Este facto representa um ponto histórico significativo: mesmo com a transformação do mundo romano, a terminologia associada aos molhos de peixe manteve-se, embora com significados e métodos de produção em evolução. No entanto, surge alguma confusão na forma como Isidoro utiliza termos técnicos como salsamentum (habitualmente descrito como um produto sólido de peixe salgado) e muria (uma salmoura ou líquido), frequentemente referidos juntamente com o liquamen.

O próprio Isidoro admite a confusão entre estes termos, listando-os, mas sem oferecer uma distinção precisa. Esta ambiguidade revela a perda de clareza terminológica durante o período tardo-antigo, numa altura em que a produção prática de garum provavelmente já estava em declínio, embora a sua memória persistisse na linguagem e na literatura.

A obra de Isidoro ilustra como o conhecimento das práticas romanas foi transmitido ao mundo medieval, mesmo quando os métodos concretos se tornavam obscuros. O seu tratamento do garum é indicativo de um padrão mais amplo: a preservação intelectual aliada a uma transformação cultural.

10th century CE
Geoponica

Geoponia é o nome de uma coleção de cerca de vinte livros sobre agronomia e agricultura escritos em grego e compilados no século X em Constantinopla pelo imperador bizantino Constantino VII.

A palavra grega geoponica significa “empresas agrícolas”.
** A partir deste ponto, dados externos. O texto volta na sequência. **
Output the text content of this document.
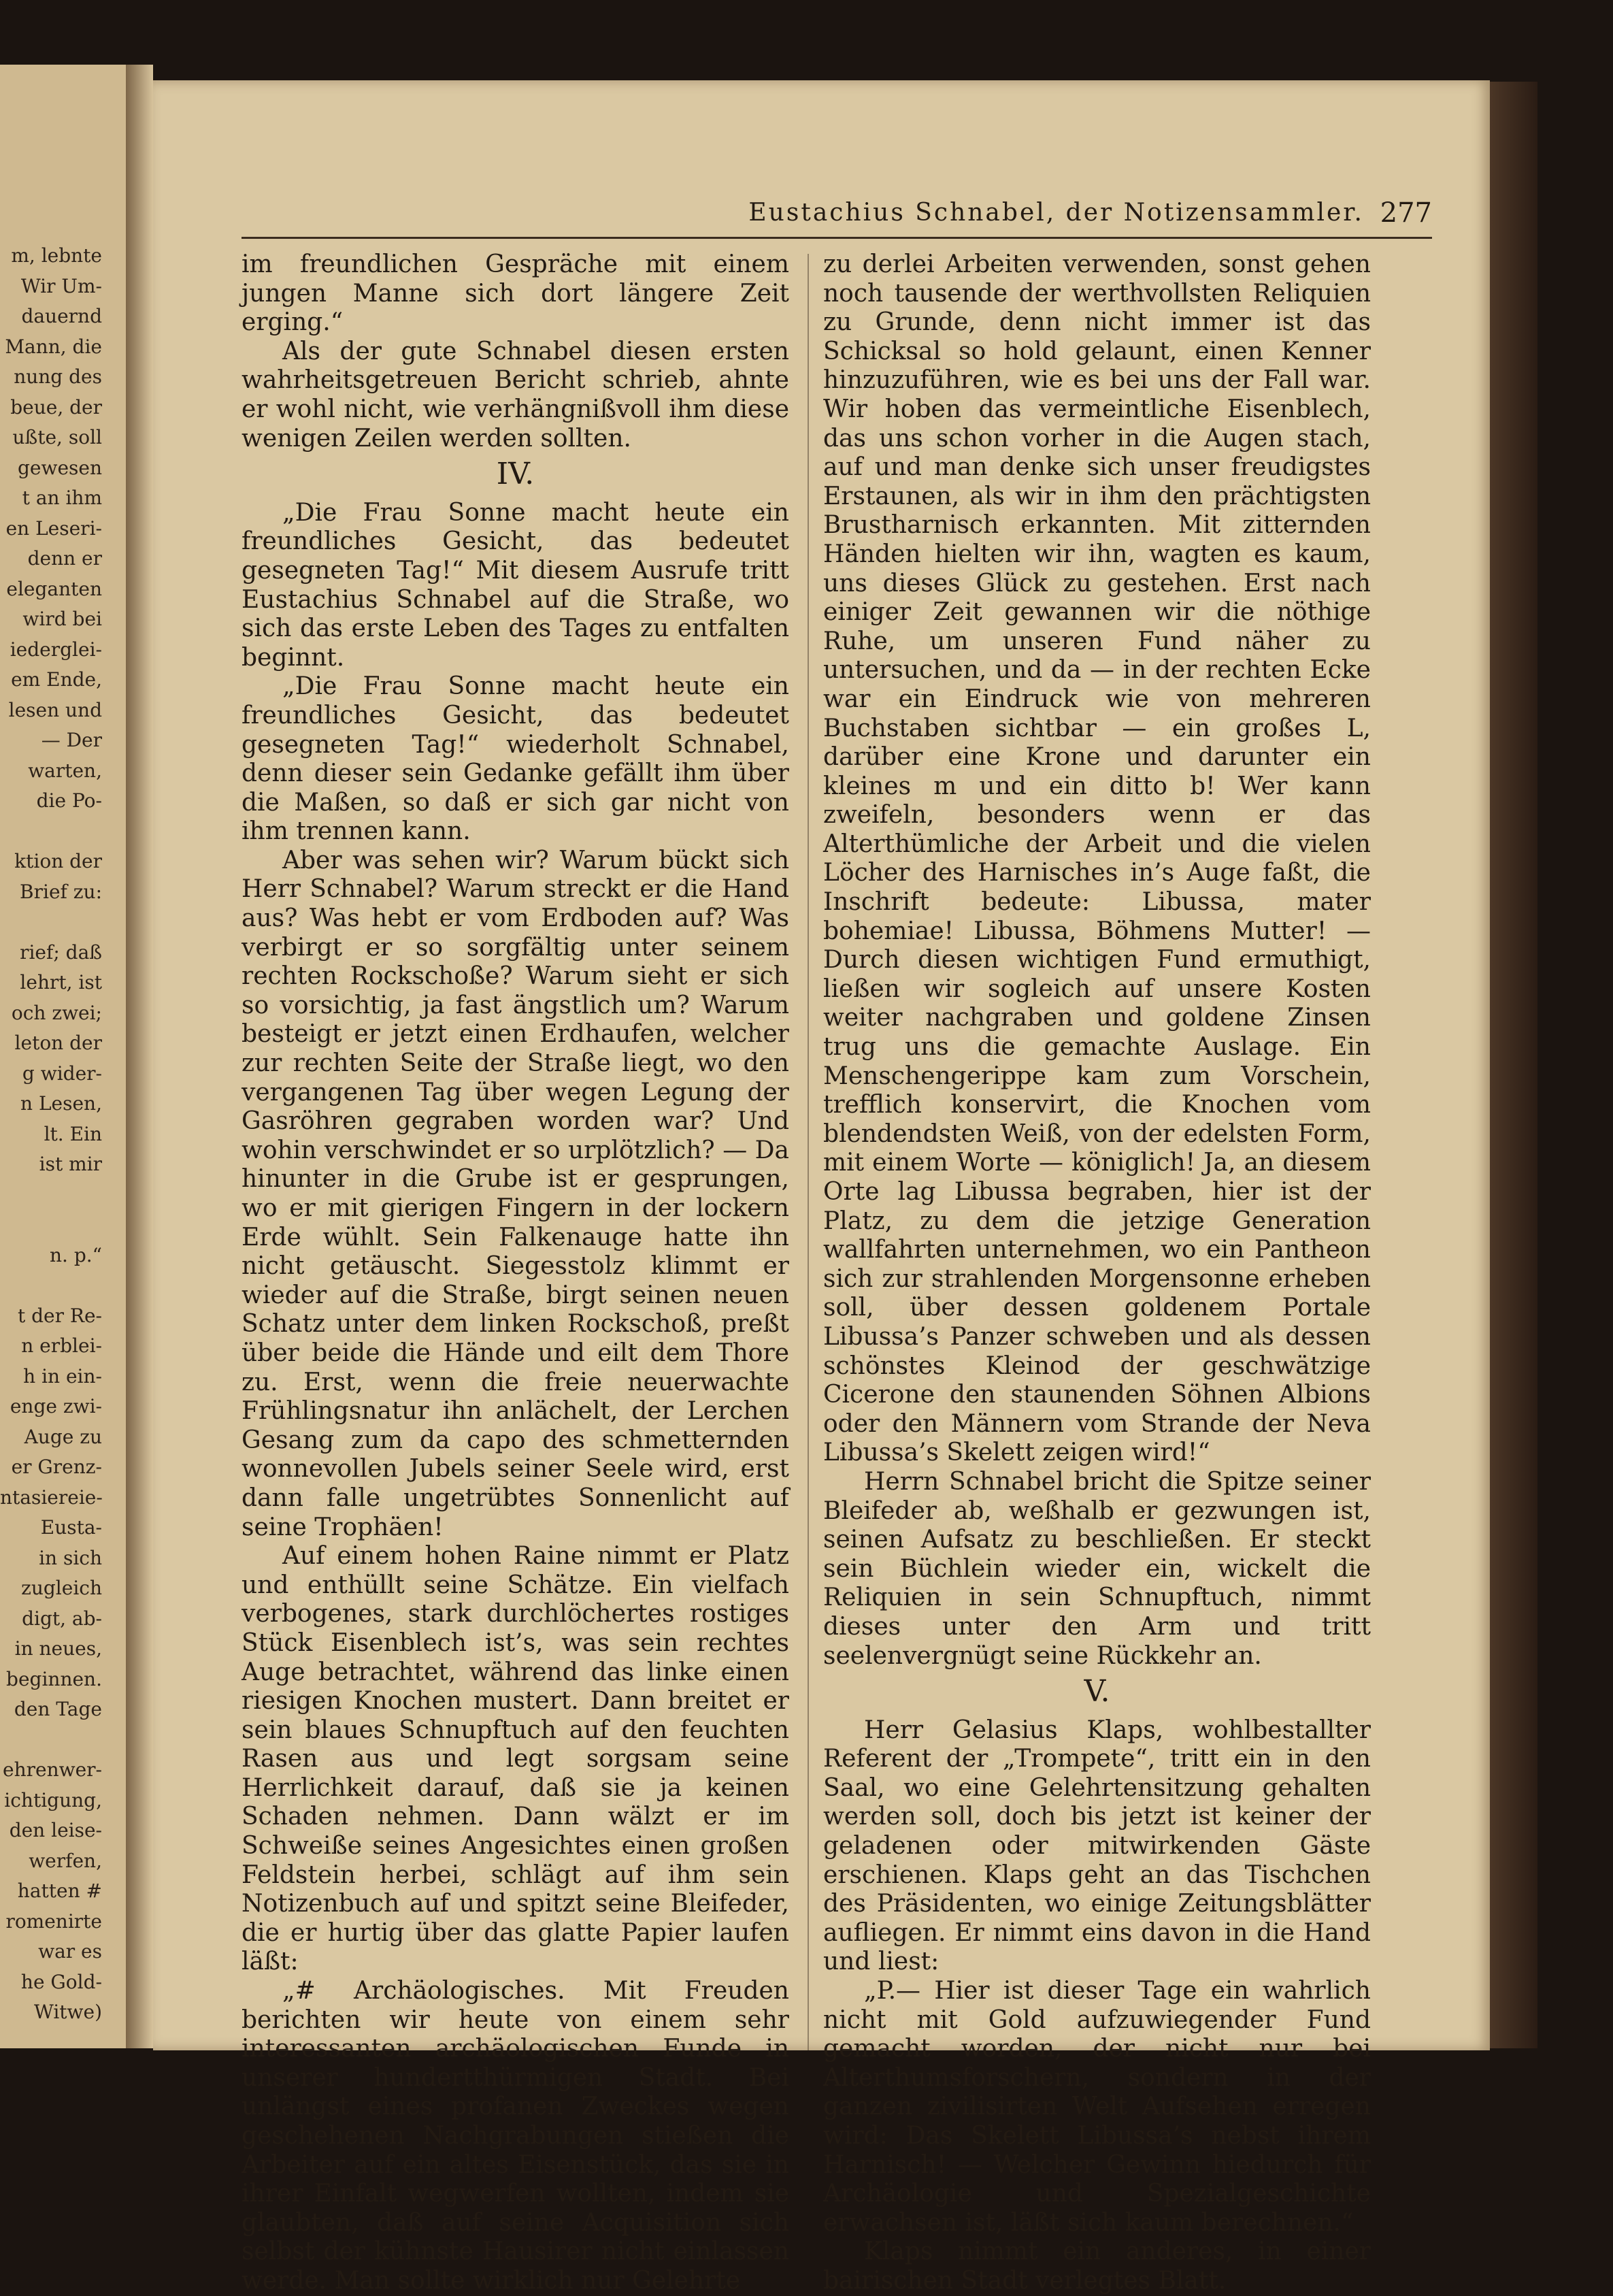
m, lebnte
Wir Um-
dauernd
Mann, die
nung des
beue, der
ußte, soll
gewesen
t an ihm
en Leseri-
denn er
eleganten
wird bei
iederglei-
em Ende,
lesen und
— Der
warten,
die Po-
ktion der
Brief zu:
rief; daß
lehrt, ist
och zwei;
leton der
g wider-
n Lesen,
lt. Ein
ist mir
n. p.“
t der Re-
n erblei-
h in ein-
enge zwi-
Auge zu
er Grenz-
ntasiereie-
Eusta-
in sich
zugleich
digt, ab-
in neues,
beginnen.
den Tage
ehrenwer-
ichtigung,
den leise-
werfen,
hatten #
romenirte
war es
he Gold-
Witwe)
Eustachius Schnabel, der Notizensammler. 277

im freundlichen Gespräche mit einem jungen Manne sich dort längere Zeit erging.“

Als der gute Schnabel diesen ersten wahrheitsgetreuen Bericht schrieb, ahnte er wohl nicht, wie verhängnißvoll ihm diese wenigen Zeilen werden sollten.

IV.

„Die Frau Sonne macht heute ein freundliches Gesicht, das bedeutet gesegneten Tag!“ Mit diesem Ausrufe tritt Eustachius Schnabel auf die Straße, wo sich das erste Leben des Tages zu entfalten beginnt.

„Die Frau Sonne macht heute ein freundliches Gesicht, das bedeutet gesegneten Tag!“ wiederholt Schnabel, denn dieser sein Gedanke gefällt ihm über die Maßen, so daß er sich gar nicht von ihm trennen kann.

Aber was sehen wir? Warum bückt sich Herr Schnabel? Warum streckt er die Hand aus? Was hebt er vom Erdboden auf? Was verbirgt er so sorgfältig unter seinem rechten Rockschoße? Warum sieht er sich so vorsichtig, ja fast ängstlich um? Warum besteigt er jetzt einen Erdhaufen, welcher zur rechten Seite der Straße liegt, wo den vergangenen Tag über wegen Legung der Gasröhren gegraben worden war? Und wohin verschwindet er so urplötzlich? — Da hinunter in die Grube ist er gesprungen, wo er mit gierigen Fingern in der lockern Erde wühlt. Sein Falkenauge hatte ihn nicht getäuscht. Siegesstolz klimmt er wieder auf die Straße, birgt seinen neuen Schatz unter dem linken Rockschoß, preßt über beide die Hände und eilt dem Thore zu. Erst, wenn die freie neuerwachte Frühlingsnatur ihn anlächelt, der Lerchen Gesang zum da capo des schmetternden wonnevollen Jubels seiner Seele wird, erst dann falle ungetrübtes Sonnenlicht auf seine Trophäen!

Auf einem hohen Raine nimmt er Platz und enthüllt seine Schätze. Ein vielfach verbogenes, stark durchlöchertes rostiges Stück Eisenblech ist’s, was sein rechtes Auge betrachtet, während das linke einen riesigen Knochen mustert. Dann breitet er sein blaues Schnupftuch auf den feuchten Rasen aus und legt sorgsam seine Herrlichkeit darauf, daß sie ja keinen Schaden nehmen. Dann wälzt er im Schweiße seines Angesichtes einen großen Feldstein herbei, schlägt auf ihm sein Notizenbuch auf und spitzt seine Bleifeder, die er hurtig über das glatte Papier laufen läßt:

„# Archäologisches. Mit Freuden berichten wir heute von einem sehr interessanten archäologischen Funde in unserer hundertthürmigen Stadt. Bei unlängst eines profanen Zweckes wegen geschehenen Nachgrabungen stießen die Arbeiter auf ein altes Eisenstück, das sie in ihrer Einfalt wegwerfen wollten, indem sie glaubten, daß auf seine Acquisition sich selbst der kühnste Hausirer nicht einlassen werde. Man sollte wirklich nur Gelehrte

zu derlei Arbeiten verwenden, sonst gehen noch tausende der werthvollsten Reliquien zu Grunde, denn nicht immer ist das Schicksal so hold gelaunt, einen Kenner hinzuzuführen, wie es bei uns der Fall war. Wir hoben das vermeintliche Eisenblech, das uns schon vorher in die Augen stach, auf und man denke sich unser freudigstes Erstaunen, als wir in ihm den prächtigsten Brustharnisch erkannten. Mit zitternden Händen hielten wir ihn, wagten es kaum, uns dieses Glück zu gestehen. Erst nach einiger Zeit gewannen wir die nöthige Ruhe, um unseren Fund näher zu untersuchen, und da — in der rechten Ecke war ein Eindruck wie von mehreren Buchstaben sichtbar — ein großes L, darüber eine Krone und darunter ein kleines m und ein ditto b! Wer kann zweifeln, besonders wenn er das Alterthümliche der Arbeit und die vielen Löcher des Harnisches in’s Auge faßt, die Inschrift bedeute: Libussa, mater bohemiae! Libussa, Böhmens Mutter! — Durch diesen wichtigen Fund ermuthigt, ließen wir sogleich auf unsere Kosten weiter nachgraben und goldene Zinsen trug uns die gemachte Auslage. Ein Menschengerippe kam zum Vorschein, trefflich konservirt, die Knochen vom blendendsten Weiß, von der edelsten Form, mit einem Worte — königlich! Ja, an diesem Orte lag Libussa begraben, hier ist der Platz, zu dem die jetzige Generation wallfahrten unternehmen, wo ein Pantheon sich zur strahlenden Morgensonne erheben soll, über dessen goldenem Portale Libussa’s Panzer schweben und als dessen schönstes Kleinod der geschwätzige Cicerone den staunenden Söhnen Albions oder den Männern vom Strande der Neva Libussa’s Skelett zeigen wird!“

Herrn Schnabel bricht die Spitze seiner Bleifeder ab, weßhalb er gezwungen ist, seinen Aufsatz zu beschließen. Er steckt sein Büchlein wieder ein, wickelt die Reliquien in sein Schnupftuch, nimmt dieses unter den Arm und tritt seelenvergnügt seine Rückkehr an.

V.

Herr Gelasius Klaps, wohlbestallter Referent der „Trompete“, tritt ein in den Saal, wo eine Gelehrtensitzung gehalten werden soll, doch bis jetzt ist keiner der geladenen oder mitwirkenden Gäste erschienen. Klaps geht an das Tischchen des Präsidenten, wo einige Zeitungsblätter aufliegen. Er nimmt eins davon in die Hand und liest:

„P.— Hier ist dieser Tage ein wahrlich nicht mit Gold aufzuwiegender Fund gemacht worden, der nicht nur bei Alterthumsforschern, sondern in der ganzen zivilisirten Welt Aufsehen erregen wird: Das Skelett Libussa’s nebst ihrem Harnisch! — Welcher Gewinn hiedurch für Archäologie und Spezialgeschichte erwachsen ist, läßt sich kaum berechnen.“

Klaps nimmt ein anderes, in einer bairischen Stadt verlegtes Blatt.
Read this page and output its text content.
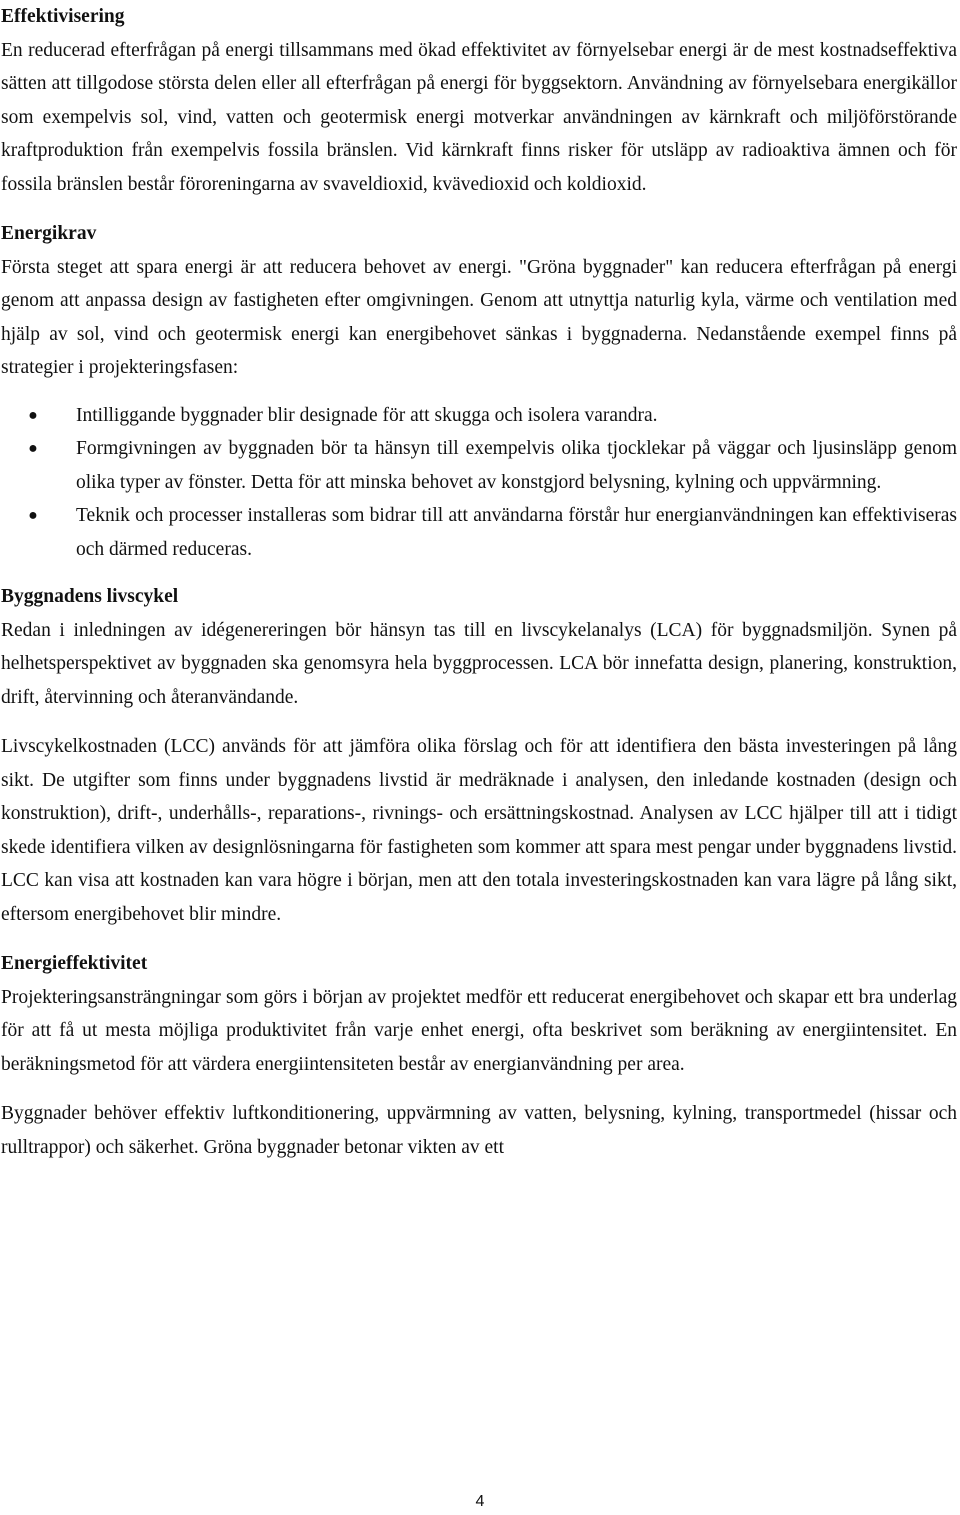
Effektivisering

En reducerad efterfrågan på energi tillsammans med ökad effektivitet av förnyelsebar energi är de mest kostnadseffektiva sätten att tillgodose största delen eller all efterfrågan på energi för byggsektorn. Användning av förnyelsebara energikällor som exempelvis sol, vind, vatten och geotermisk energi motverkar användningen av kärnkraft och miljöförstörande kraftproduktion från exempelvis fossila bränslen. Vid kärnkraft finns risker för utsläpp av radioaktiva ämnen och för fossila bränslen består föroreningarna av svaveldioxid, kvävedioxid och koldioxid.

Energikrav

Första steget att spara energi är att reducera behovet av energi. "Gröna byggnader" kan reducera efterfrågan på energi genom att anpassa design av fastigheten efter omgivningen. Genom att utnyttja naturlig kyla, värme och ventilation med hjälp av sol, vind och geotermisk energi kan energibehovet sänkas i byggnaderna. Nedanstående exempel finns på strategier i projekteringsfasen:

● Intilliggande byggnader blir designade för att skugga och isolera varandra.
● Formgivningen av byggnaden bör ta hänsyn till exempelvis olika tjocklekar på väggar och ljusinsläpp genom olika typer av fönster. Detta för att minska behovet av konstgjord belysning, kylning och uppvärmning.
● Teknik och processer installeras som bidrar till att användarna förstår hur energianvändningen kan effektiviseras och därmed reduceras.
Byggnadens livscykel

Redan i inledningen av idégenereringen bör hänsyn tas till en livscykelanalys (LCA) för byggnadsmiljön. Synen på helhetsperspektivet av byggnaden ska genomsyra hela byggprocessen. LCA bör innefatta design, planering, konstruktion, drift, återvinning och återanvändande.

Livscykelkostnaden (LCC) används för att jämföra olika förslag och för att identifiera den bästa investeringen på lång sikt. De utgifter som finns under byggnadens livstid är medräknade i analysen, den inledande kostnaden (design och konstruktion), drift-, underhålls-, reparations-, rivnings- och ersättningskostnad. Analysen av LCC hjälper till att i tidigt skede identifiera vilken av designlösningarna för fastigheten som kommer att spara mest pengar under byggnadens livstid. LCC kan visa att kostnaden kan vara högre i början, men att den totala investeringskostnaden kan vara lägre på lång sikt, eftersom energibehovet blir mindre.

Energieffektivitet

Projekteringsansträngningar som görs i början av projektet medför ett reducerat energibehovet och skapar ett bra underlag för att få ut mesta möjliga produktivitet från varje enhet energi, ofta beskrivet som beräkning av energiintensitet. En beräkningsmetod för att värdera energiintensiteten består av energianvändning per area.

Byggnader behöver effektiv luftkonditionering, uppvärmning av vatten, belysning, kylning, transportmedel (hissar och rulltrappor) och säkerhet. Gröna byggnader betonar vikten av ett

4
O trabalho cobre todo tipo de informação agrícola, como clima, celeste e terrestre, assim como presságios, viticultura, oleocultura, apicultura, medicina veterinária, construção de tanques e muito mais, sendo que parte que aqui reproduzimos tem a ver com o fabrico de garum.

NOTA: A coleção do século X é algumas vezes erroneamente atribuída em sua totalidade ao autor do século VII de Cassian Baso Casianus Basso Scholasticus, cuja coleção, também chamada de Geoponica, foi integrada na compilação existente.

more info

1991
Garum and Salsamenta in Materia Medica

Robert Curtis, Garum and Salsamenta in Materia Medica (1991)

2020 Dec 30
The Story of Garum – Sally Grainger

The Story of Garum, Fermented Fish Sauce and Salted Fish in the Ancient World – Sally Grainger

2021 Jan 26
Garum em Tróia

As Ruínas Romanas de Tróia e o SELO DE MAR realizaram, pela primeira vez em mais de quinze séculos, uma produção de Garum num dos tanques de salga de peixe deste complexo arqueológico.